Osnabrück vor 103 Jahren: Kalt war´s im Dezember 1920. Viel zu kalt, um mit der Eisenbahn in eine andere Stadt zu fahren und dort auch noch Fußball zu spielen. Doch genau das wurde vom „Ballspielverein Osnabrück von 1899“ an diesem besonders ungemütlichen Wintertag erwartet. Da kam einem der frierenden Sportskameraden die vermeintlich rettende Idee.

Es war nämlich nicht nur bitterkalt. Wenn man der Überlieferung glaubt, hatten sich auf dem zugigen Osnabrücker Bahnhof auch lediglich neun Herren eingefunden. Es fehlten also mindestens zwei, um dem Gegner, der sich möglicherweise bis zuletzt am heimischen Ofen gewärmt hatte, Paroli bieten zu können. In diesem Moment soll BV-Kapitän Friedel Peistrup eingefallen sein, dass er „einen Kumpel bei der Bahn“ hatte. Der Zug fuhr ab – allerdings ohne die Osnabrücker, die sich stattdessen in den Besitz eines offiziellen Schreibens brachten.

Daraus ging hervor, dass die neun tapferen Fußballer – wild entschlossen, die unwirtliche Reise tatsächlich anzutreten – im letzten Waggon Platz genommen hätten. Dann sei jedoch eben dieses Abteil versehentlich abgekoppelt worden und der Zug ohne sie losgefahren. Die Osnabrücker hatten die höhere Gewalt auf ihrer Seite, ihre Rechnung aber ohne den zuständigen Fußballverband gemacht. Dem kam die ganze Angelegenheit eigenartig vor und tatsächlich ergaben Nachforschungen, dass der letzte Waggon sehr wohl auf die vorgesehene Reise gegangen war: Randvoll beladen mit Milchkannen, die ihren Bestimmungsort sicher erreicht hatten!
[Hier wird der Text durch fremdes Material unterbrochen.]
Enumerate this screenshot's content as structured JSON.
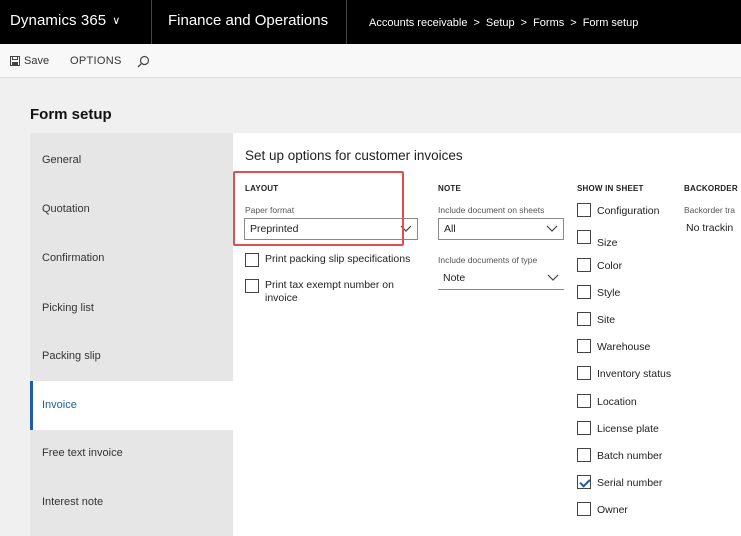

Wer wäre der Gegner gewesen?

Um den haben wir uns bislang herumgedrückt, denn tatsächlich gab es immer wieder verschiedene Ansichten, gegen wen der Ballspielverein seinerzeit antreten sollte. Einige Indizien wiesen in die Osnabrücker Nachbarschaft – zum späteren Erzrivalen Preußen Münster. Auch dessen innerstädtischer Konkurrent SC Münster 08 und Borussia Rheine kamen als Gegner in Betracht. Eigene Nachforschungen und Recherchen von VfL-Experten – ein herzlicher Dank geht hier insbesondere an Harald Pistorius! – legen eine andere, allerdings noch immer nicht absolut sichere Lösung nahe, die auch Jürgen Bitter in seiner lila-weißen Fußballgeschichte von 1991 vertrat. Die zeitliche Abfolge von Spielplanansetzungen und Sanktionen in Form von Sperren deutet darauf hin, dass die Osnabrücker zu Viktoria Recklinghausen reisen sollten.

Unabhängig davon schlug die kuriose Geschichte auch überregional hohe Wellen. Die Zeitschrift „Fußball“ berichtete 1921: „Der Ballspielverein Osnabrück will aus dem Spottnamen ein bleibendes Andenken in Form eines Klubabzeichens schaffen, auf dem ein Milchwagen und die dazu gehörigen Kannen die berühmte Geschichte verewigen sollen.“

Dazu kam es nicht, und der Deutsche Fußball-Bund verstand in dieser Angelegenheit auch keinen Spaß. Er verschärfte die Sperre des zuständigen Kreisausschusses von vier Wochen auf drei Monate. Hermann Scheidemann, seines Zeichens Schriftführer des Ballspielvereins, konnte schließlich eine Reduzierung auf zwei Monate aushandeln.

1925 wurde die „Milchwagen-Affäre“ Teil einer neuen Vereinsgeschichte. Die Ballspieler schlossen sich mit dem Klub „Spiel und Sport“ zusammen und fanden einen Namen, der noch lange Bestand haben sollte: VfL Osnabrück.